One of the largest challenges facing Build’s nonprofit clients is hiring and retaining excellent database managers.

Watch the video! This blog post is the basis for a webinar, with extended content.

Why is this a problem?

  • Lack of good data management is a source of significant inefficiencies at nonprofit organizations, impacting everything from fundraising to program outcome reporting (and everything in between).
  • When you lose a good database manager, it can be a major disruption to organizational operations—particularly if you aren’t able to quickly find an equally high-quality replacement.

Why do nonprofits struggle to hire good database managers?

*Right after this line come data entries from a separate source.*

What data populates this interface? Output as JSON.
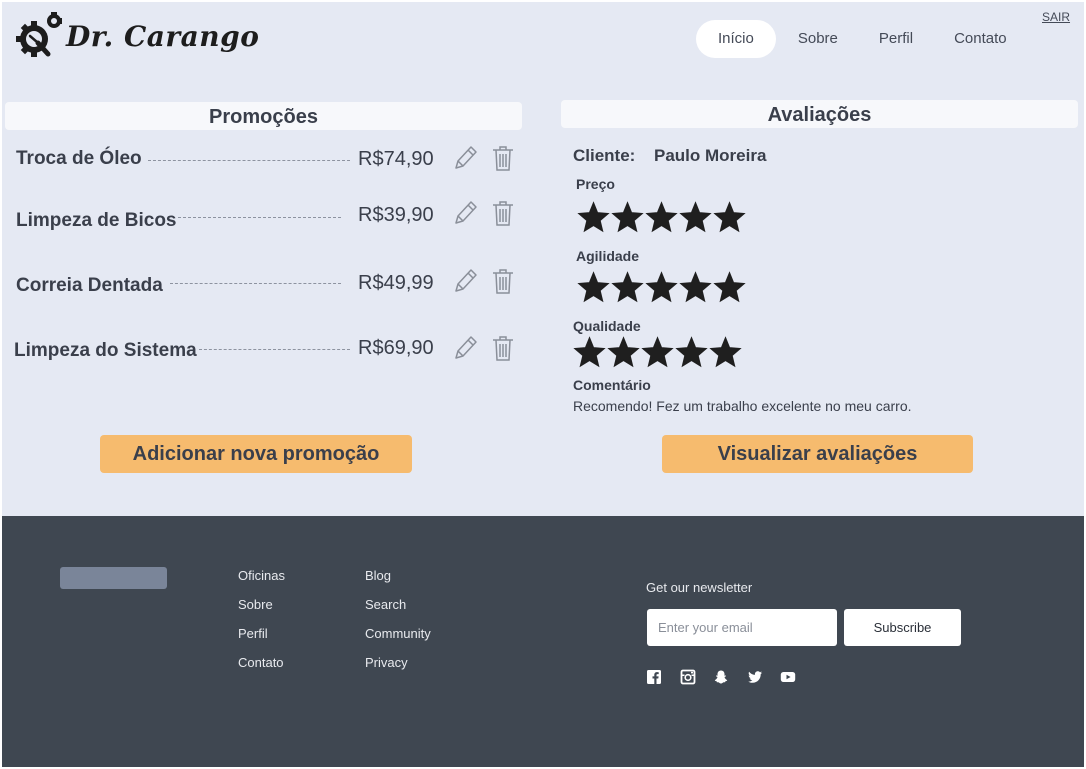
{
  "brand": {
    "name": "Dr. Carango",
    "logo_icon": "gear-magnifier-icon"
  },
  "nav": {
    "items": [
      {
        "label": "Início",
        "active": true
      },
      {
        "label": "Sobre",
        "active": false
      },
      {
        "label": "Perfil",
        "active": false
      },
      {
        "label": "Contato",
        "active": false
      }
    ],
    "logout_label": "SAIR"
  },
  "promotions": {
    "title": "Promoções",
    "items": [
      {
        "name": "Troca de Óleo",
        "price": "R$74,90"
      },
      {
        "name": "Limpeza de Bicos",
        "price": "R$39,90"
      },
      {
        "name": "Correia Dentada",
        "price": "R$49,99"
      },
      {
        "name": "Limpeza do Sistema",
        "price": "R$69,90"
      }
    ],
    "edit_icon": "pencil-icon",
    "delete_icon": "trash-icon",
    "add_button_label": "Adicionar nova promoção"
  },
  "reviews": {
    "title": "Avaliações",
    "client_label": "Cliente:",
    "client_name": "Paulo Moreira",
    "criteria": [
      {
        "label": "Preço",
        "stars": 5,
        "max": 5
      },
      {
        "label": "Agilidade",
        "stars": 5,
        "max": 5
      },
      {
        "label": "Qualidade",
        "stars": 5,
        "max": 5
      }
    ],
    "comment_label": "Comentário",
    "comment": "Recomendo! Fez um trabalho excelente no meu carro.",
    "view_button_label": "Visualizar avaliações"
  },
  "footer": {
    "column_1": [
      "Oficinas",
      "Sobre",
      "Perfil",
      "Contato"
    ],
    "column_2": [
      "Blog",
      "Search",
      "Community",
      "Privacy"
    ],
    "newsletter_label": "Get our newsletter",
    "email_placeholder": "Enter your email",
    "email_value": "",
    "subscribe_label": "Subscribe",
    "social_icons": [
      "facebook-icon",
      "instagram-icon",
      "snapchat-icon",
      "twitter-icon",
      "youtube-icon"
    ]
  },
  "colors": {
    "page_background": "#e5e9f3",
    "button_accent": "#f6bb6e",
    "footer_background": "#3f4751",
    "star": "#1f1f1f"
  }
}
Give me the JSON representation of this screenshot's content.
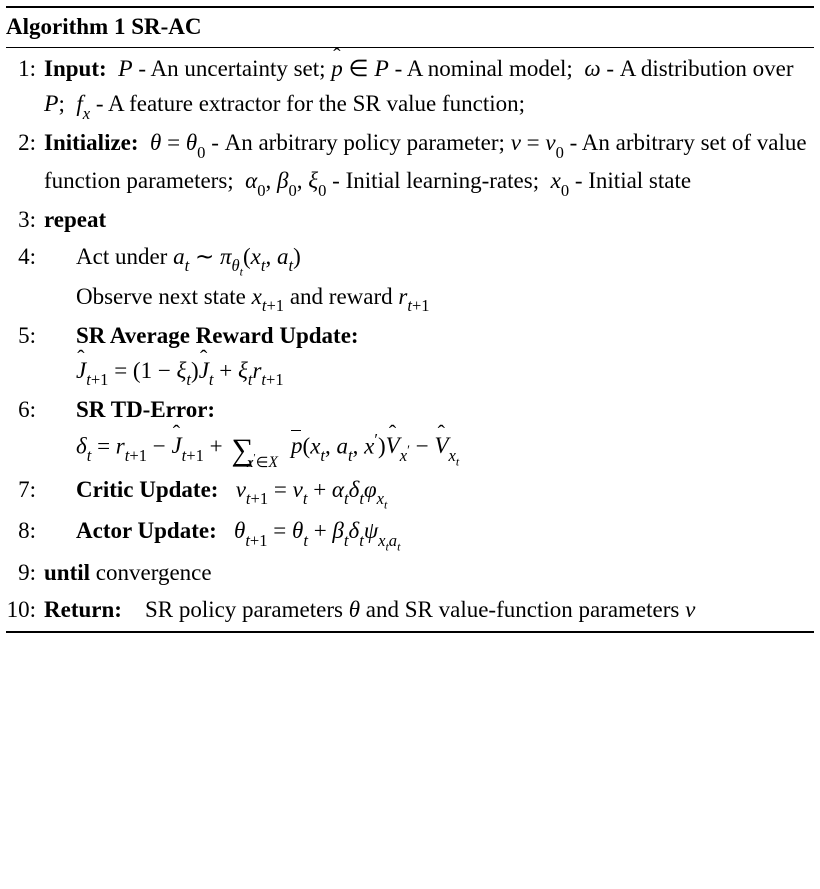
{
  "header": {
    "label": "Algorithm 1",
    "title": "SR-AC"
  },
  "lines": {
    "1": {
      "kw": "Input:",
      "body": "𝒫 - An uncertainty set; p̂ ∈ 𝒫 - A nominal model; ω - A distribution over 𝒫; fₓ - A feature extractor for the SR value function;"
    },
    "2": {
      "kw": "Initialize:",
      "body": "θ = θ₀ - An arbitrary policy parameter; v = v₀ - An arbitrary set of value function parameters; α₀, β₀, ξ₀ - Initial learning-rates; x₀ - Initial state"
    },
    "3": {
      "kw": "repeat"
    },
    "4": {
      "act": "Act under aₜ ∼ π_θₜ(xₜ, aₜ)",
      "obs": "Observe next state xₜ₊₁ and reward rₜ₊₁"
    },
    "5": {
      "kw": "SR Average Reward Update:",
      "body": "Ĵₜ₊₁ = (1 − ξₜ)Ĵₜ + ξₜrₜ₊₁"
    },
    "6": {
      "kw": "SR TD-Error:",
      "body": "δₜ = rₜ₊₁ − Ĵₜ₊₁ + Σ_{x'∈𝒳} p̄(xₜ, aₜ, x')V̂_{x'} − V̂_{xₜ}"
    },
    "7": {
      "kw": "Critic Update:",
      "body": "vₜ₊₁ = vₜ + αₜδₜφ_{xₜ}"
    },
    "8": {
      "kw": "Actor Update:",
      "body": "θₜ₊₁ = θₜ + βₜδₜψ_{xₜaₜ}"
    },
    "9": {
      "kw": "until",
      "cond": "convergence"
    },
    "10": {
      "kw": "Return:",
      "body": "SR policy parameters θ and SR value-function parameters v"
    }
  },
  "chart_data": {
    "type": "table",
    "title": "Algorithm 1 SR-AC pseudocode",
    "rows": [
      {
        "step": 1,
        "op": "Input",
        "detail": "Uncertainty set P; nominal model p-hat in P; distribution omega over P; feature extractor f_x for SR value function"
      },
      {
        "step": 2,
        "op": "Initialize",
        "detail": "theta=theta_0 arbitrary policy param; v=v_0 arbitrary value-function params; alpha_0,beta_0,xi_0 initial learning rates; x_0 initial state"
      },
      {
        "step": 3,
        "op": "repeat",
        "detail": ""
      },
      {
        "step": 4,
        "op": "Act/Observe",
        "detail": "a_t ~ pi_{theta_t}(x_t,a_t); observe x_{t+1}, r_{t+1}"
      },
      {
        "step": 5,
        "op": "SR Average Reward Update",
        "detail": "J-hat_{t+1} = (1-xi_t) J-hat_t + xi_t r_{t+1}"
      },
      {
        "step": 6,
        "op": "SR TD-Error",
        "detail": "delta_t = r_{t+1} - J-hat_{t+1} + sum_{x' in X} p-bar(x_t,a_t,x') V-hat_{x'} - V-hat_{x_t}"
      },
      {
        "step": 7,
        "op": "Critic Update",
        "detail": "v_{t+1} = v_t + alpha_t delta_t phi_{x_t}"
      },
      {
        "step": 8,
        "op": "Actor Update",
        "detail": "theta_{t+1} = theta_t + beta_t delta_t psi_{x_t a_t}"
      },
      {
        "step": 9,
        "op": "until",
        "detail": "convergence"
      },
      {
        "step": 10,
        "op": "Return",
        "detail": "SR policy parameters theta and SR value-function parameters v"
      }
    ]
  }
}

  1. Not enough talent to go around. There just aren’t that many database managers with the skills, experience, and judgment to thrive within today’s data-thirsty nonprofit environments.
  2. Undervaluing the role. Nonprofits expect the database manager to perform at a high level, but often don’t mirror that expectation with the right compensation.
  3. Poor hiring process. Nonprofits often don’t know how to express what the job really entails, or fail to recruit in the right places. Therefore, they often end up picking the best from among a group of less qualified candidates.

Why do nonprofits have difficulty retaining good database managers?

  1. See the first two points above. Good talent is in demand and often undercompensated. If a good database manager finds an organization willing to value their skills at a higher level, they often move on.
  2. Poor understanding of data management. Data management is often the least understood part of the business. Too often the complexity of the role is overlooked. (No, it doesn’t happen magically!) This leads to constant overtasking of database managers, resulting in burn-out.
  3. Lack of support from the organization. Database managers are held responsible for data quality. However, they typically do not have the authority to enforce good data practices by others within the organization. This can lead to database managers being blamed for data integrity problems over which they have no control.

How to hire and retain a good database manager

  1. Conduct a data management assessment. It is important that an organization’s leadership understand the proper function of data management and get a best-practice-based assessment of their current practices across the organization. This need not be costly and can help create an environment in which an incoming database manager can thrive.
  2. Learn how to approach the hiring process. Organizations need to learn how to define and describe the database manager role for their needs, place the right value on the role, and recruit in the right places.
  3. Consider outsourcing the database manager role. Small-to-midsize nonprofits may not require a full-time database manager to get the skills they most require. In this case, outsourcing the database manager role can be a high-value, cost-effective solution—either on a temporary or permanent basis.